Funded by the Mrs. Giles Whiting Foundation, these fellowships are given to a small number of students at seven universities that have outstanding graduate programs in the humanities. At Yale, a faculty committee appointed by Dean Jon Butler selects the very best students from among those who have been nominated by their departments to be Whiting Fellows.

This year's Whiting Fellows are Mattia Acetoso (Italian language and literature), Eric Bianchi (music), Haydon Cherry (history), David Currell (English language and literature), Dan Gustafson (English language and literature), David Huyssen (history), Sebastian Lecourt (English language and literature) and Richard Suchenski (history of art, film studies).

The winners were honored at a dinner hosted by the dean in October and will meet several times during the spring semester to explore intellectual and professional issues that go beyond their dissertation topics. Robert Nelson, director of graduate studies in Renaissance studies and medieval studies, is serving as the coordinating faculty member.

"We will meet and get to know each other and explore common interests," says Nelson. "These will be thematic, not disciplinary — such as cultural memory, the sacred and the secular, literary and artistic genres, wealth and poverty, and performance. Next we will invite others to discuss some of these issues with us. My goal is to provide a stimulating intellectual environment for some of our finest graduate students as they move forward to the beginning of their professional careers."

The Whiting Foundation seeks to encourage students to address their role as humanists, "not merely as practitioners of specific disciplines," says Edward Barnaby, assistant dean and coordinator of the Whiting Fellowship program at Yale. "The Graduate School strongly endorses that approach.

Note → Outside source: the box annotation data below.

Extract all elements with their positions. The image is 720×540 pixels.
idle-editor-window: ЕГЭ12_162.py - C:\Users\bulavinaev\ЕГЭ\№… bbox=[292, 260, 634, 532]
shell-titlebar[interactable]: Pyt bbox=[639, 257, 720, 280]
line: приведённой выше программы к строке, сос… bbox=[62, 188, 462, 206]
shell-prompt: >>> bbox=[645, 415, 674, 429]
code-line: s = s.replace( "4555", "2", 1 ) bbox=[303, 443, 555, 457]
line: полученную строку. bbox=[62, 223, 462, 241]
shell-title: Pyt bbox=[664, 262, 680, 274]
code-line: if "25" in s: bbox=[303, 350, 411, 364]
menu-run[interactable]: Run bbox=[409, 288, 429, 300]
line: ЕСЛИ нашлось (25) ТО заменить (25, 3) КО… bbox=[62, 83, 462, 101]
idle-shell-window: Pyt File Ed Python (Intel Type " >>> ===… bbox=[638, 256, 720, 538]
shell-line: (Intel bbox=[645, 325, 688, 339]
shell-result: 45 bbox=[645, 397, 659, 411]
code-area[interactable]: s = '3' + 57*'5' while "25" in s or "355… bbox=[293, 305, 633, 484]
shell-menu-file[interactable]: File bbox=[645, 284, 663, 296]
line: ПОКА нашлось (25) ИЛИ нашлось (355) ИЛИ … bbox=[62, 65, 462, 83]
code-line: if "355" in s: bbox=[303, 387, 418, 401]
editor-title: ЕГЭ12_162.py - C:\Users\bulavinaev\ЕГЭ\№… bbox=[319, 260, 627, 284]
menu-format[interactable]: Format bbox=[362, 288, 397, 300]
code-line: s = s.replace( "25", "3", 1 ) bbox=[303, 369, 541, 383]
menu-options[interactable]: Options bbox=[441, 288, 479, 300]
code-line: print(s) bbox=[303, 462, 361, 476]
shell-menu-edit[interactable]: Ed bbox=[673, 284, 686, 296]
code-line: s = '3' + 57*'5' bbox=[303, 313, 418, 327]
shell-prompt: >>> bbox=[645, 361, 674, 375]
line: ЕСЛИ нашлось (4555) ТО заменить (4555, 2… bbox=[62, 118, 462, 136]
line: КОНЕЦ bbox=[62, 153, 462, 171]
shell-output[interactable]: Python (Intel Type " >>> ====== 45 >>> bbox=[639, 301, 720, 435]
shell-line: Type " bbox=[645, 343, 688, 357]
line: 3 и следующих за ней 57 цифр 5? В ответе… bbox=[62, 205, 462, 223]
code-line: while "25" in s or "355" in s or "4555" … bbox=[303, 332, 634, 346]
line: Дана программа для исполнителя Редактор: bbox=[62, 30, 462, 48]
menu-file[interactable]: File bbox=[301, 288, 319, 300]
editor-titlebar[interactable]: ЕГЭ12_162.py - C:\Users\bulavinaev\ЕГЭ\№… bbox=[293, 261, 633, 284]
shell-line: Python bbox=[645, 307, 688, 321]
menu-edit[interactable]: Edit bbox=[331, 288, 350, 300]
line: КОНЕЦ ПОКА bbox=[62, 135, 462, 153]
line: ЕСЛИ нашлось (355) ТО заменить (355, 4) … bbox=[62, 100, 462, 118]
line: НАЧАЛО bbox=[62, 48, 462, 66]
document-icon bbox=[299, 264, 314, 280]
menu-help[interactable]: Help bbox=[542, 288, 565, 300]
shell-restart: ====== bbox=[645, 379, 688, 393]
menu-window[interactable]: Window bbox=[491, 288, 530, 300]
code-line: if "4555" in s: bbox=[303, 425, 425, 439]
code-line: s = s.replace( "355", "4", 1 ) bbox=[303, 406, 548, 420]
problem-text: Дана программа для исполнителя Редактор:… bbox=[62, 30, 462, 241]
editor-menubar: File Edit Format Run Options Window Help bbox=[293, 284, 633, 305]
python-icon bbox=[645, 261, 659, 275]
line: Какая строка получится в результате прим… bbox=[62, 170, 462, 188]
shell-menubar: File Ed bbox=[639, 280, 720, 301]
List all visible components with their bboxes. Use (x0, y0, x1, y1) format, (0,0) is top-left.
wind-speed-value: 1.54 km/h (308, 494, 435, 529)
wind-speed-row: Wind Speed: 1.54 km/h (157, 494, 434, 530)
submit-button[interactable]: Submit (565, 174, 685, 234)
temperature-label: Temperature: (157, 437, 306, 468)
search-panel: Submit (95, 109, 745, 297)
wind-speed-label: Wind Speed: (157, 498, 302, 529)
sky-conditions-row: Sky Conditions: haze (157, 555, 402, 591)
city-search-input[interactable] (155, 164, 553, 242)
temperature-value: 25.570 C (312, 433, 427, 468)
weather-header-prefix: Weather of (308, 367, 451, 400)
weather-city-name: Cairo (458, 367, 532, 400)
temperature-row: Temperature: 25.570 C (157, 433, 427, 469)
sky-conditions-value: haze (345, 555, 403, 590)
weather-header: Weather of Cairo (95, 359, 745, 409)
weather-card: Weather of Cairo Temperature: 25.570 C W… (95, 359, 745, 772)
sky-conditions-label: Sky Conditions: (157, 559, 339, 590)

"It is often noted that students in the humanities are vulnerable to feeling isolated because of the solitary nature of their research," he notes. "The Whiting Foundation's program counters this tendency and provides a rare and invigorating opportunity for students to reflect on and articulate what has shaped their own intellectual direction as humanists. Further, they are invited to consider as a group the professional responsibilities and challenges that humanists share, regardless of the specific disciplines in which they operate."